The Creator takes a jab at the ever-growing trendy A.I. wagon — but hits a pebble and sends the whole thing hopelessly toppling over like one of those Boston Dynamics dogs if you kicked it down the stairs.
Where do I even begin with this tragedy?
Does anyone — including the people who made this — actually understand what this movie’s supposed to be about? Is this the creation of God through artificial intelligence? Or are we just half-assedly sprinkling in religious undertones because “A.I. is the new higher power, guys!” and hoping the audience will eat it up?

If you’ve ever played some dogshit MMORPG, you know the worst thing those convoluted-ass games can do is text dump an entire lore bible without giving you a single reason to care about any of it.
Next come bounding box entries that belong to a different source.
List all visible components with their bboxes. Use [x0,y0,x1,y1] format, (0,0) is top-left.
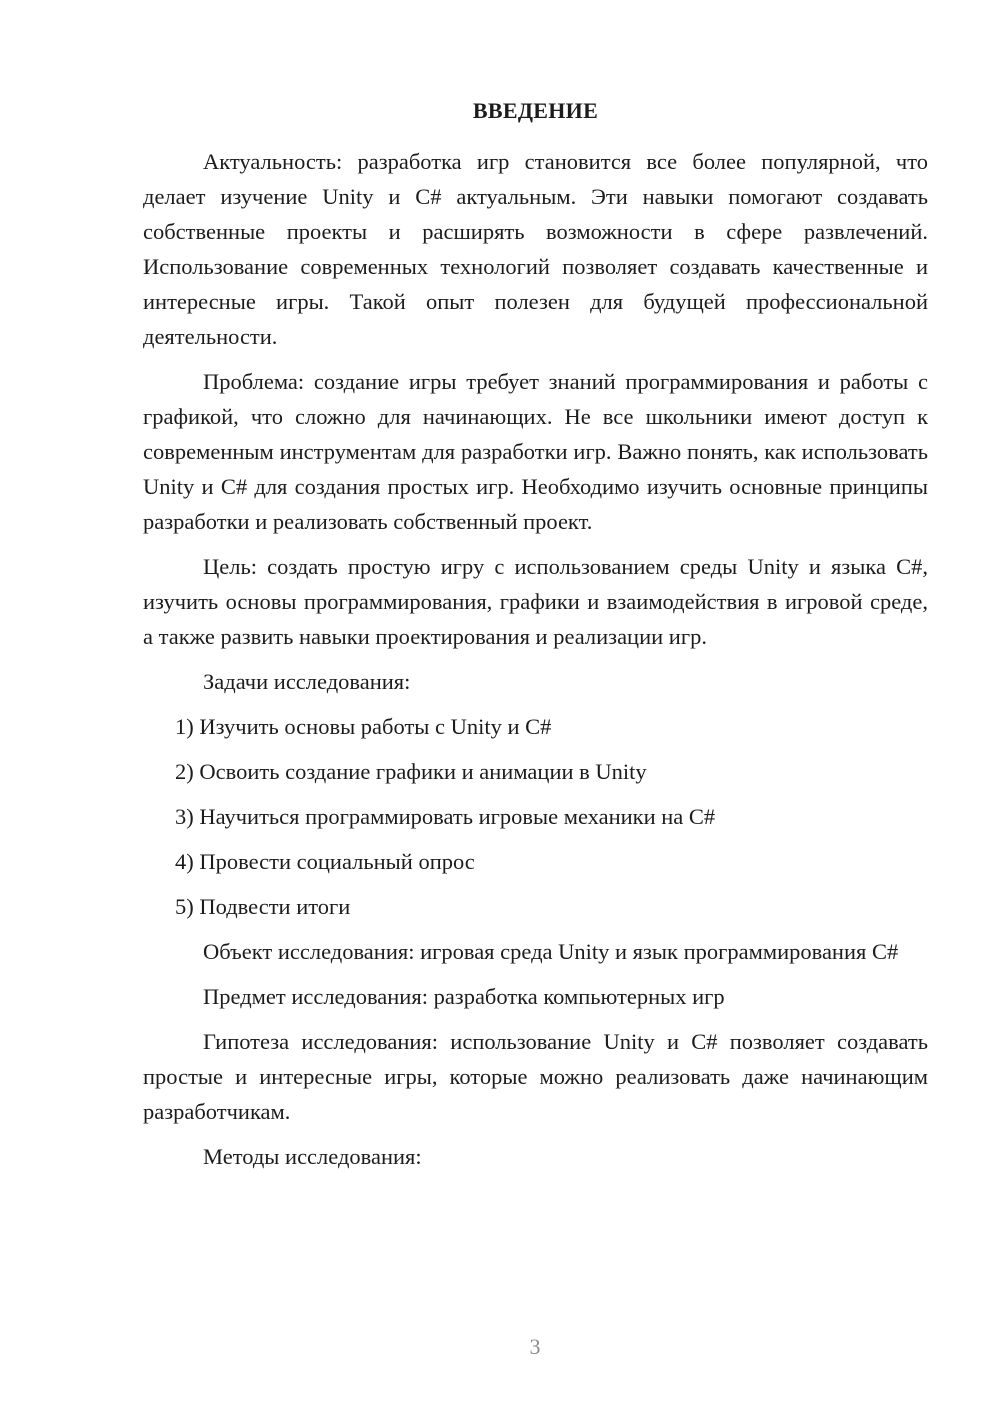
document-body [143,144,928,1184]
paragraph-hypothesis: Гипотеза исследования: использование Unity и C# позволяет создавать простые и интересные игры, которые можно реализовать даже начинающим разработчикам. [143,1029,928,1124]
paragraph-tasks-intro: Задачи исследования: [203,669,411,694]
list-item: 3) Научиться программировать игровые механики на C# [175,804,716,829]
paragraph-subject: Предмет исследования: разработка компьютерных игр [203,984,725,1009]
paragraph-methods-intro: Методы исследования: [203,1144,422,1169]
list-item: 4) Провести социальный опрос [175,849,475,874]
list-item: 5) Подвести итоги [175,894,351,919]
list-item: 2) Освоить создание графики и анимации в Unity [175,759,647,784]
paragraph-goal: Цель: создать простую игру с использованием среды Unity и языка C#, изучить основы программирования, графики и взаимодействия в игровой среде, а также развить навыки проектирования и реализации игр. [143,554,928,649]
tasks-list [143,709,928,924]
paragraph-relevance: Актуальность: разработка игр становится все более популярной, что делает изучение Unity и C# актуальным. Эти навыки помогают создавать собственные проекты и расширять возможности в сфере развлечений. Использование современных технологий позволяет создавать качественные и интересные игры. Такой опыт полезен для будущей профессиональной деятельности. [143,149,928,349]
page-number: 3 [529,1334,541,1359]
list-item: 1) Изучить основы работы с Unity и C# [175,714,552,739]
page-heading: ВВЕДЕНИЕ [472,98,599,123]
paragraph-problem: Проблема: создание игры требует знаний программирования и работы с графикой, что сложно для начинающих. Не все школьники имеют доступ к современным инструментам для разработки игр. Важно понять, как использовать Unity и C# для создания простых игр. Необходимо изучить основные принципы разработки и реализовать собственный проект. [143,369,928,534]
paragraph-object: Объект исследования: игровая среда Unity и язык программирования C# [203,939,899,964]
This movie does the exact same thing — skipping all that boring storytelling nonsense and throwing crusty timeline video slideshows at you like you’re supposed to just accept it as worldbuilding.
Robots used to be good, then they were gooder, then — boom! — L.A. explodes and suddenly all robots are bad now. That’s it. That’s the lore. No explanation, no nuance — just vibes.

But here’s the kicker — none of that shit even matters. They set up this whole philosophical playground to explore A.I., consciousness, and the blurred line between machine and man — then chuck all of it out the nearest window in favor of action man goes brrr.
For a movie centered around artificial intelligence, there’s almost zero fucking intelligence in how they actually handle the concept. Instead, we’re stuck watching a dramedy of some guy bringing his bionic son back from the world’s most expensive daycare.
Our all-star lineup includes:
- A double agent with emotional issues
- The third-gen android creator nobody asked for
- Robo child who can control electronics (because… sure, why not?)
- Android grandpa who randomly kicks ass for five minutes
- And the one android girl who unalived herself via the rare but very real phenomenon of exploding ice cream
This is supposed to be our Avengers squad… and I couldn’t tell you a single meaningful thing about any one of them. They’re barely characters — just sad little plot devices wandering from one set piece to the next while the soundtrack desperately tries to convince you something profound is happening.
By the halfway point, I stopped trying to care and started wishing I was watching this on TV because at least the commercials would add some spice to this flavorless bowl of disappointment.
At the end of the day, The Creator wants so badly to be one of those elevated sci-fi epics that ask big questions about humanity and technology — but it’s too afraid to actually answer any of them. Instead, it hides behind pretty visuals and a bunch of hollow emotional beats that feel factory-assembled by whatever A.I. script generator they probably used to write this mess in the first place.